Dennoch darf nicht vergessen werden, dass China ein sehr wichtiger Handelspartner ist, daher hätte der Ton deutlich milder ausfallen müssen. Trump hat trotz der gegenseitigen wirtschaftlichen Abhängigkeit China enorm provoziert wie durch die Schließung der jeweiligen Konsulate. Der Handelskrieg hat allerdings beiden Parteien enorm geschadet. "Die beiden größten Verlierer des Konflikts sind die USA und China selbst", sagt Yasuyuki Sawada, Chefökonom der Asiatischen Entwicklungsbank (ADB). Als Gewinner des Konflikts gelten unter anderen Mexiko und Vietnam. Einer Umfrage der Investmentbank UBS zufolge hatte allerdings bereits ein Drittel der chinesischen Exportunternehmen die Fertigung bereits verlagert. So haben viele Unternehmen Trumps Zölle schlichtweg umgangen, indem sie fast fertig montierte Produkte nach Vietnam schickten, wo die Ware dann als "Made in Vietnam" deklariert zollfrei in die USA versendet wurde: kein allzu neuer Trick!

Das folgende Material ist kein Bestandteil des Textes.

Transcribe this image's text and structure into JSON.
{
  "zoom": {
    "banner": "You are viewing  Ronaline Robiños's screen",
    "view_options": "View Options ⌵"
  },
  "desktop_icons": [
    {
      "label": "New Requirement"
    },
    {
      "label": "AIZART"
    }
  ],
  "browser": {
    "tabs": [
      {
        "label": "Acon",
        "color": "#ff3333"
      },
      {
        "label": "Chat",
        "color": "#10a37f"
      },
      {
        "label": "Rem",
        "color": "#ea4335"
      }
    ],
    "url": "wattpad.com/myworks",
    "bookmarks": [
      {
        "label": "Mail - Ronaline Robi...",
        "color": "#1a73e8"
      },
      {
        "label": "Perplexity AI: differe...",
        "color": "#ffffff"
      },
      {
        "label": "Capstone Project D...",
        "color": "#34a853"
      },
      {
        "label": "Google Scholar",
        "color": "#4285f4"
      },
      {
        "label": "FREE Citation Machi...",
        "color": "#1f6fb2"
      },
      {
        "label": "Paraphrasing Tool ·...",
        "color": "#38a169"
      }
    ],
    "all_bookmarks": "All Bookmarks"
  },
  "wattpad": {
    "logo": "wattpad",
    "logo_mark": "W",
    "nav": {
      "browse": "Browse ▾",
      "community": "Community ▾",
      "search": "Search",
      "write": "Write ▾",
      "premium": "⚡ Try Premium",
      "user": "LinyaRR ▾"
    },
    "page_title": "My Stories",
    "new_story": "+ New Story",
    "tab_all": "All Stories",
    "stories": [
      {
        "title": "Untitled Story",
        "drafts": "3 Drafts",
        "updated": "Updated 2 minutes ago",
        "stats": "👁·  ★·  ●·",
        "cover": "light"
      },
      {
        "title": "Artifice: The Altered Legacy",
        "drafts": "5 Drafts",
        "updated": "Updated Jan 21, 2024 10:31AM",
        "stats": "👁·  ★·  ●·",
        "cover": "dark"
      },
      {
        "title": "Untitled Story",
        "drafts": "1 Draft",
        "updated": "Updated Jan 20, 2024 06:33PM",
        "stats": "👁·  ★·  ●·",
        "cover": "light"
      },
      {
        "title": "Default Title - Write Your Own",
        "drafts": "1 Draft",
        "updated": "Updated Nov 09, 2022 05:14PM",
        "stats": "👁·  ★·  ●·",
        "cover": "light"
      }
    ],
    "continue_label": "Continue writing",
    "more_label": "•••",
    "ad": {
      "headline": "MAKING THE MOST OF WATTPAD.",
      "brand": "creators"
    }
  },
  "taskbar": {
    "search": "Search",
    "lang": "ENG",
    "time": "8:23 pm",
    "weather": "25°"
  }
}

Außerdem hat Trump frei nach seinem Lieblingsmotto "America first" es immerzu abgelehnt, gemeinsam mit Europa stark gegenüber China aufzutreten und eine geeignete Chinapolitik zu entwickeln. Auch wenn dies nun wieder ganz oben auf der Wunschliste der EU stehen dürfte, sollte das auch unter dem kürzlich gewählten Joe Biden erst einmal Wunschdenken bleiben. Biden hat geäußert, zunächst keine neuen Abkommen schließen zu wollen, sondern sich auf die Bekämpfung der Corona-Pandemie zu konzentrieren: Die US-Administration ist gelähmt.

Die chinesische Regierung hingegen tritt sowohl in ihrer Innen- als auch Außenpolitik deutlich aggressiver auf, als das vor einigen Jahren noch der Fall war. Und "der Abschluss der umfassenden Handels- und Wirtschaftspartnerschaft RCEP in Asien schafft ein weiteres handelspolitisches Kraftzentrum ohne Europa und die USA", so Jürgen Hardt, außenpolitischer Sprecher der CDU/CSU-Fraktion im Deutschen Bundestag. Daher müsse die EU nun eigene Abkommen zügig vorantreiben, das Mercosur-Abkommen der EU mit den Ländern Südamerikas finalisieren sowie das CETA-Abkommen mit Kanada ratifizieren. Außerdem sei ein Handelsabkommen mit den USA essenziell, um den Westen insgesamt zu stärken.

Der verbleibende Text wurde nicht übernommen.